Elde edilen veriler, kumun altında geometrik olarak kesilmiş, yaklaşık 40 metre derinliğinde üç şaftın varlığını ortaya koydu. İlk kuyu, Sfenks’in kuzeydoğusunda yer alıyor. Kare biçimli girişi kireçtaşı bloklarla çevrili.

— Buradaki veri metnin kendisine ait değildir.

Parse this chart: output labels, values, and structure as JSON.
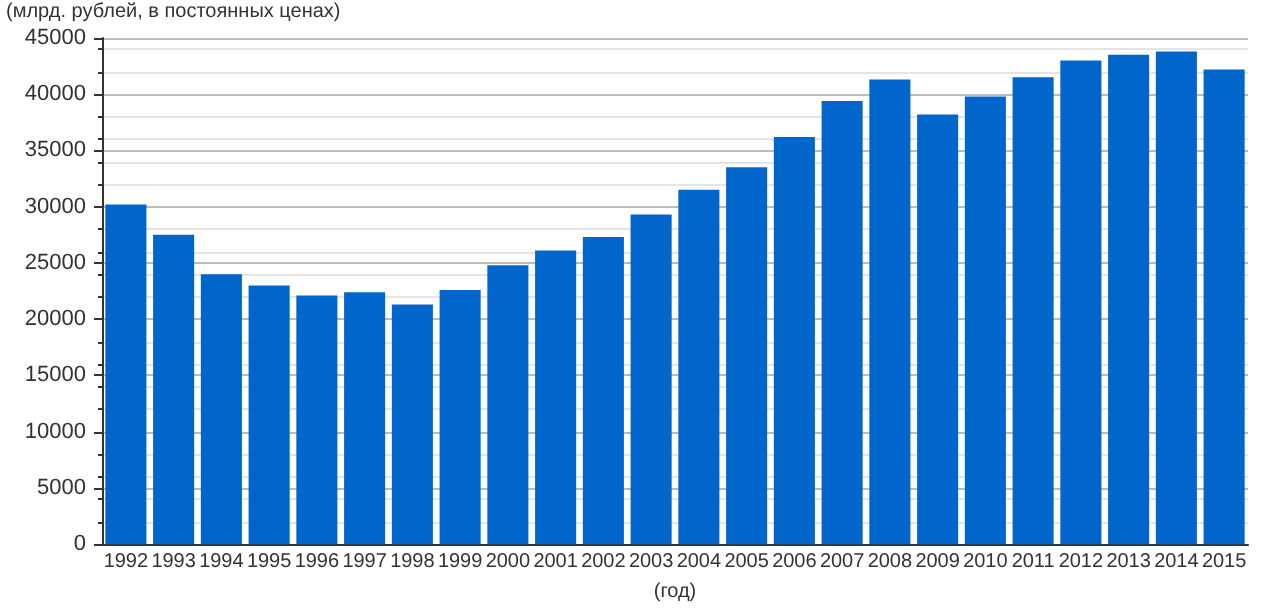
{
  "chart_data": {
    "type": "bar",
    "ylabel": "(млрд. рублей, в постоянных ценах)",
    "xlabel": "(год)",
    "categories": [
      "1992",
      "1993",
      "1994",
      "1995",
      "1996",
      "1997",
      "1998",
      "1999",
      "2000",
      "2001",
      "2002",
      "2003",
      "2004",
      "2005",
      "2006",
      "2007",
      "2008",
      "2009",
      "2010",
      "2011",
      "2012",
      "2013",
      "2014",
      "2015"
    ],
    "values": [
      30200,
      27500,
      24000,
      23000,
      22100,
      22400,
      21300,
      22600,
      24800,
      26100,
      27300,
      29300,
      31500,
      33500,
      36200,
      39400,
      41300,
      38200,
      39800,
      41500,
      43000,
      43500,
      43800,
      42200
    ],
    "color": "#0066cc",
    "ylim": [
      0,
      45000
    ],
    "yticks": [
      0,
      5000,
      10000,
      15000,
      20000,
      25000,
      30000,
      35000,
      40000,
      45000
    ],
    "grid": "y"
  }
}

İkinci kuyu, Kefren’in tören geçidinin yanında, üçüncü kuyu ise Keops Piramidi’nin doğu tarafında bulunuyor. Üçü de aynı ölçülere ve mükemmel hizalanmaya sahip. Haritaya işlendiğinde, Orion Kuşağı yıldızlarıyla benzer bir düzen oluşturdukları görülüyor.
MÜHENDİSLİK AĞI OLABİLİR
Modern radar ve tomografi verileri, Sfenks çevresinde yeraltında birbirine bağlı boşluklar ve tüneller olabileceğini gösteriyor. Araştırmacılar, bu kuyuların hidrolik sistemler, ritüel alanlar veya taşınma odaları olarak kullanılmış olabileceğini düşünüyor. Kuyuların şekli ve konumu, piramitlerle hizalanan büyük bir yeraltı planına işaret ediyor. Bu da, antik Mısırlıların yalnızca yüzeyde değil, yeraltında da kozmik bir düzeni takip ettiklerini düşündürüyor.
GİZA HALA SIRLARLA DOLU
Araştırmacılar, kuyuların henüz tam olarak ne amaçla yapıldığını belirleyemediklerini söylüyor. Ancak her yeni ölçüm ve radar taraması, Giza’nın altında henüz keşfedilmemiş bir dünya olabileceği fikrini güçlendiriyor. “Bu kuyular yalnızca anomaliler değil,” diyor araştırmacı ekipten bir üye. “Keşfedilmeyi bekleyen bir yeraltı dünyasına açılan kapılar.”